Jewels of Gwahlur (audio): Seems like this might have inspired Indiana Jones and the Temple of Doom, especially the end.
People of the Black Circle (audio): Loved the prose, but the tension was wrong. Conan slips through everything with minimal effort.
Queen of the Black Coast (audio): Needed to be longer to fulfill the plot.
Red Nails (audio): One of the best. With an actual dragon (as opposed to the dragon-less The Hour of the Dragon).
Shadows in the Moonlight (audio): Conan kills an ape.
Shadows in Zamboula (audio): Cannibals, dark magic, darker ending. Good story that lacks the usual wordy intro.
A Witch Shall Be Born (audio): Brutal treatment of your superman, Howard.
The Phoenix on the Sword (audio): Poems every chapter, and a magic ring of power. OMG it’s The Hobbit!
The Tower of the Elephant (audio): This is a weird monster story, pretty different than the rest.
The Scarlet Citadel (audio): Breathlessly paced. This is an action movie in text form.
Rogues in the House (audio): Not bad, but Conan mostly plays a backseat in this one.
The Slithering Shadow (Xuthal of the Dusk): Short and fun. One of the best monsters in the Conan stories.
The Pool of the Black One: Pirate Conan and a mysterious island.
The God in the Bowl: Locked-room mystery meets hack-n-slash.
The Vale of Lost Women: Mostly a Conan cameo story like Rogues.
The Black Stranger (audio): I wanted more out of this story. It was long compared to others, but felt drawn out.
What I love in these stories:
Everyone thinks of a hulking brute when they think of Conan, but he’s much more complicated than that. He speaks a dozen languages, is well-traveled, and by remaining outside of the social hierarchy can fit in similarly anywhere within it (though always an outsider). He’s a barbarian at times, sure, but he’s also a strategist, a diplomat, and a romantic hero.

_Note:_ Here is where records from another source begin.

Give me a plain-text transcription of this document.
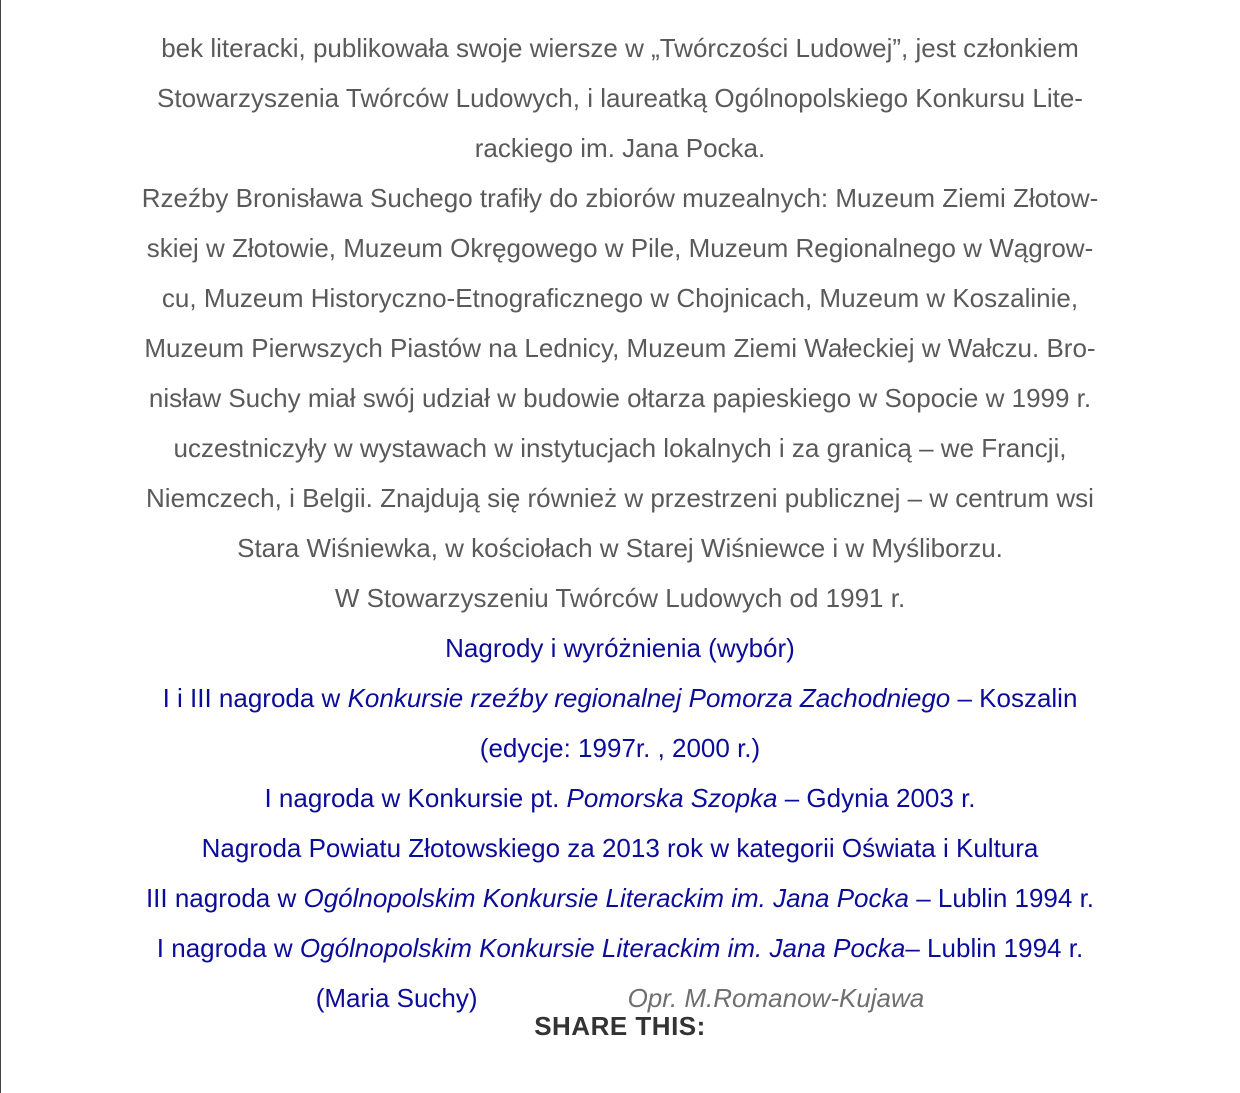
bek literacki, publikowała swoje wiersze w „Twórczości Ludowej”, jest członkiem
Stowarzyszenia Twórców Ludowych, i laureatką Ogólnopolskiego Konkursu Lite-
rackiego im. Jana Pocka.
Rzeźby Bronisława Suchego trafiły do zbiorów muzealnych: Muzeum Ziemi Złotow-
skiej w Złotowie, Muzeum Okręgowego w Pile, Muzeum Regionalnego w Wągrow-
cu, Muzeum Historyczno-Etnograficznego w Chojnicach, Muzeum w Koszalinie,
Muzeum Pierwszych Piastów na Lednicy, Muzeum Ziemi Wałeckiej w Wałczu. Bro-
nisław Suchy miał swój udział w budowie ołtarza papieskiego w Sopocie w 1999 r.
uczestniczyły w wystawach w instytucjach lokalnych i za granicą – we Francji,
Niemczech, i Belgii. Znajdują się również w przestrzeni publicznej – w centrum wsi
Stara Wiśniewka, w kościołach w Starej Wiśniewce i w Myśliborzu.
W Stowarzyszeniu Twórców Ludowych od 1991 r.
Nagrody i wyróżnienia (wybór)
I i III nagroda w Konkursie rzeźby regionalnej Pomorza Zachodniego – Koszalin
(edycje: 1997r. , 2000 r.)
I nagroda w Konkursie pt. Pomorska Szopka – Gdynia 2003 r.
Nagroda Powiatu Złotowskiego za 2013 rok w kategorii Oświata i Kultura
III nagroda w Ogólnopolskim Konkursie Literackim im. Jana Pocka – Lublin 1994 r.
I nagroda w Ogólnopolskim Konkursie Literackim im. Jana Pocka– Lublin 1994 r.
(Maria Suchy)	Opr. M.Romanow-Kujawa
SHARE THIS:
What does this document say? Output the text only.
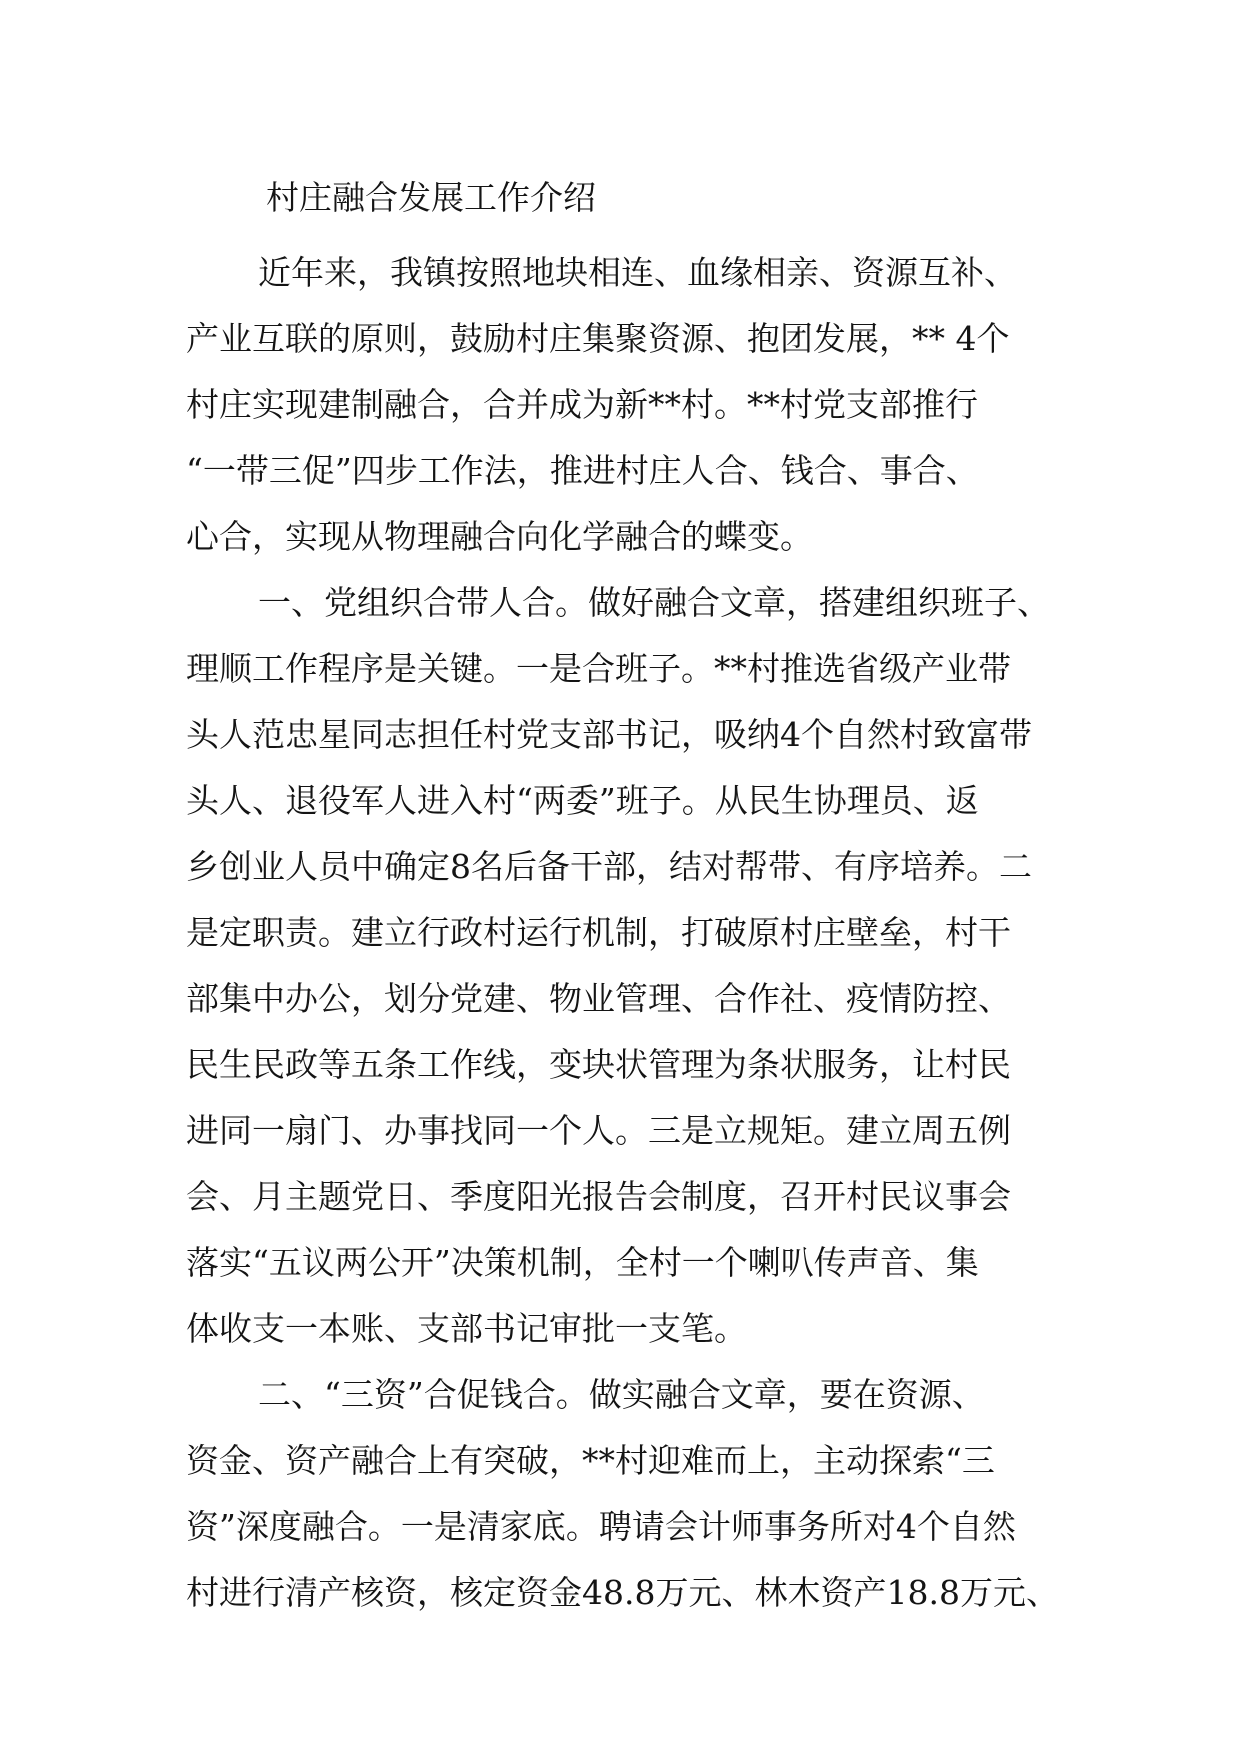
村庄融合发展工作介绍
近年来，我镇按照地块相连、血缘相亲、资源互补、
产业互联的原则，鼓励村庄集聚资源、抱团发展，** 4个
村庄实现建制融合，合并成为新**村。**村党支部推行
“一带三促”四步工作法，推进村庄人合、钱合、事合、
心合，实现从物理融合向化学融合的蝶变。
一、党组织合带人合。做好融合文章，搭建组织班子、
理顺工作程序是关键。一是合班子。**村推选省级产业带
头人范忠星同志担任村党支部书记，吸纳4个自然村致富带
头人、退役军人进入村“两委”班子。从民生协理员、返
乡创业人员中确定8名后备干部，结对帮带、有序培养。二
是定职责。建立行政村运行机制，打破原村庄壁垒，村干
部集中办公，划分党建、物业管理、合作社、疫情防控、
民生民政等五条工作线，变块状管理为条状服务，让村民
进同一扇门、办事找同一个人。三是立规矩。建立周五例
会、月主题党日、季度阳光报告会制度，召开村民议事会
落实“五议两公开”决策机制，全村一个喇叭传声音、集
体收支一本账、支部书记审批一支笔。
二、“三资”合促钱合。做实融合文章，要在资源、
资金、资产融合上有突破，**村迎难而上，主动探索“三
资”深度融合。一是清家底。聘请会计师事务所对4个自然
村进行清产核资，核定资金48.8万元、林木资产18.8万元、
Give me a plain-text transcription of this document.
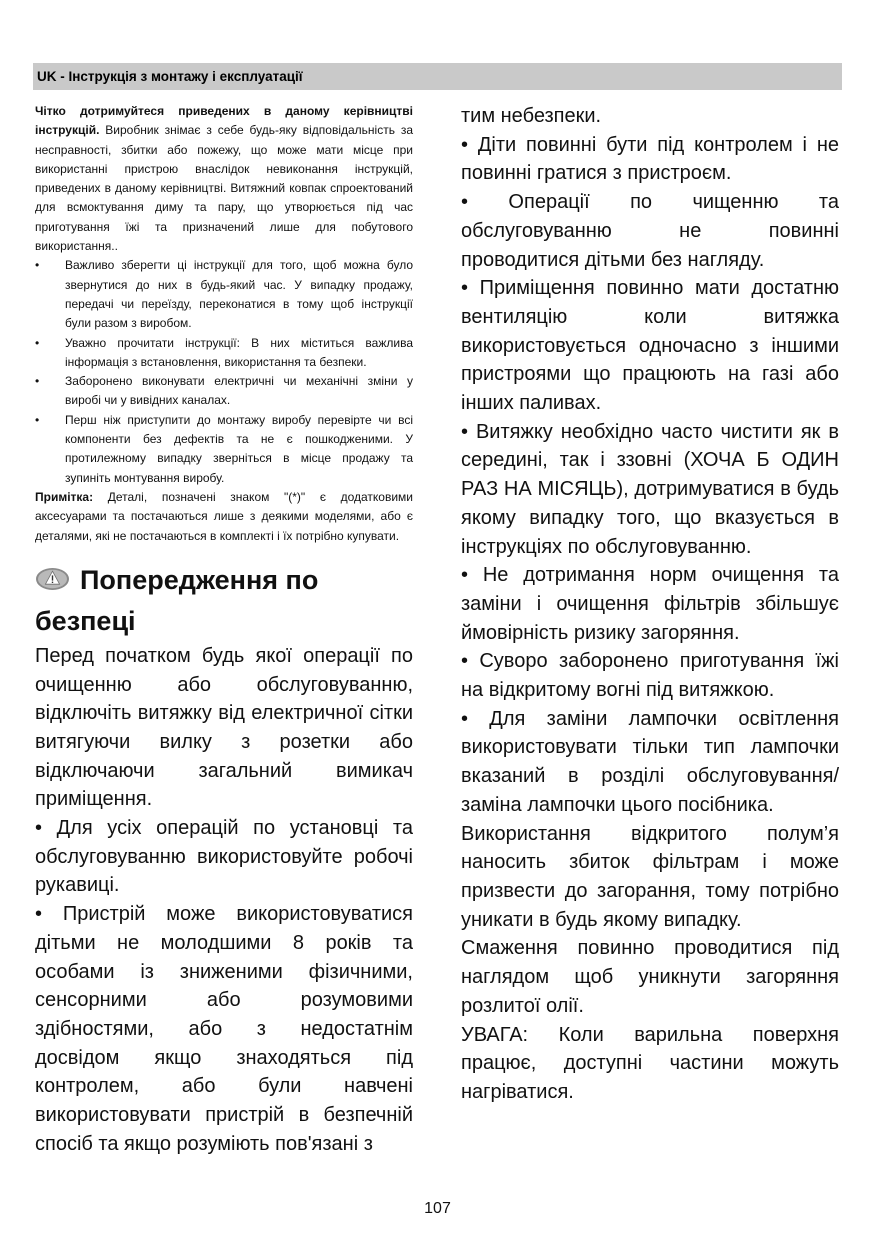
UK - Інструкція з монтажу і експлуатації

Чітко дотримуйтеся приведених в даному керівництві інструкцій. Виробник знімає з себе будь-яку відповідальність за несправності, збитки або пожежу, що може мати місце при використанні пристрою внаслідок невиконання інструкцій, приведених в даному керівництві. Витяжний ковпак спроектований для всмоктування диму та пару, що утворюється під час приготування їжі та призначений лише для побутового використання..

•	Важливо зберегти ці інструкції для того, щоб можна було звернутися до них в будь-який час. У випадку продажу, передачі чи переїзду, переконатися в тому щоб інструкції були разом з виробом.
•	Уважно прочитати інструкції: В них міститься важлива інформація з встановлення, використання та безпеки.
•	Заборонено виконувати електричні чи механічні зміни у виробі чи у вивідних каналах.
•	Перш ніж приступити до монтажу виробу перевірте чи всі компоненти без дефектів та не є пошкодженими. У протилежному випадку зверніться в місце продажу та зупиніть монтування виробу.

Примітка: Деталі, позначені знаком "(*)" є додатковими аксесуарами та постачаються лише з деякими моделями, або є деталями, які не постачаються в комплекті і їх потрібно купувати.

Попередження по безпеці

Перед початком будь якої операції по очищенню або обслуговуванню, відключіть витяжку від електричної сітки витягуючи вилку з розетки або відключаючи загальний вимикач приміщення.

• Для усіх операцій по установці та обслуговуванню використовуйте робочі рукавиці.

• Пристрій може використовуватися дітьми не молодшими 8 років та особами із зниженими фізичними, сенсорними або розумовими здібностями, або з недостатнім досвідом якщо знаходяться під контролем, або були навчені використовувати пристрій в безпечній спосіб та якщо розуміють пов'язані з

тим небезпеки.

• Діти повинні бути під контролем і не повинні гратися з пристроєм.

• Операції по чищенню та обслуговуванню не повинні проводитися дітьми без нагляду.

• Приміщення повинно мати достатню вентиляцію коли витяжка використовується одночасно з іншими пристроями що працюють на газі або інших паливах.

• Витяжку необхідно часто чистити як в середині, так і ззовні (ХОЧА Б ОДИН РАЗ НА МІСЯЦЬ), дотримуватися в будь якому випадку того, що вказується в інструкціях по обслуговуванню.

• Не дотримання норм очищення та заміни і очищення фільтрів збільшує ймовірність ризику загоряння.

• Суворо заборонено приготування їжі на відкритому вогні під витяжкою.

• Для заміни лампочки освітлення використовувати тільки тип лампочки вказаний в розділі обслуговування/заміна лампочки цього посібника.

Використання відкритого полум’я наносить збиток фільтрам і може призвести до загорання, тому потрібно уникати в будь якому випадку.

Смаження повинно проводитися під наглядом щоб уникнути загоряння розлитої олії.

УВАГА: Коли варильна поверхня працює, доступні частини можуть нагріватися.

107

I also love the diversity in these stories. There are so many different races and cultures showcased in these, and they’re all given a pretty fair shake. Especially considering Howard was from early 1900s Texas. Sure there’s some non-PC stuff, too. But show me a white male today who writes about as many races in a fair manner, AND who also showcases strong HEROINES.
What I don’t love:
These stories are wildly uneven in any frame of reference. The beginning of almost every story is weak compared to when they get going. The stories don’t get better chronologically, as you would expect from an improving writer (I read this might have been due to depression or boredom). And some characters are uneven within the course of a single story. This is especially true of the strong heroines mentioned above, which all of a sudden wilt and become sniveling damsels.
Descriptors. George RR Martin apparently was influenced by Howard, and I can believe it. The same shit I hate about ASOIAF is prevalent in Conan.
Here’s the 3rd paragraph of Red Nails, for example:
She was tall, full-bosomed and large-limbed, with compact shoulders. Her whole figure reflected an unusual strength, without detracting from the femininity of her appearance. She was all woman, in spite of her bearing and her garments. The latter were incongruous, in view of her present environs. Instead of a skirt she wore short, wide-legged silk breeches, which ceased a hand’s breadth short of her knees, and were upheld by a wide silken sash worn as a girdle. Flaring-topped boots of soft leather came almost to her knees, and a low-necked, wide-collared, wide-sleeved silk shirt completed her costume. On one shapely hip she wore a straight double-edged sword, and on the other a long dirk. Her unruly golden hair, cut square at her shoulders, was confined by a band of crimson satin.
IT BURNS, IT BURNS, MAKE IT STOP!
To clarify, Martin is the better storyteller although the writing is not his strength. And Howard’s prose roars like a lion at times once he gets going.
On the whole, I recommend Howard’s Conan stories to everyone. Really fun reads overall, most are available in audio for free on Librivox or YouTube, and all are public domain texts (possibly the ones without the audio tag in the above list aren’t, which is perhaps why they weren’t on Librivox).
I plan to continue in Howard’s worlds with some of his other heroes in upcoming months. That itself should be a solid recommendation.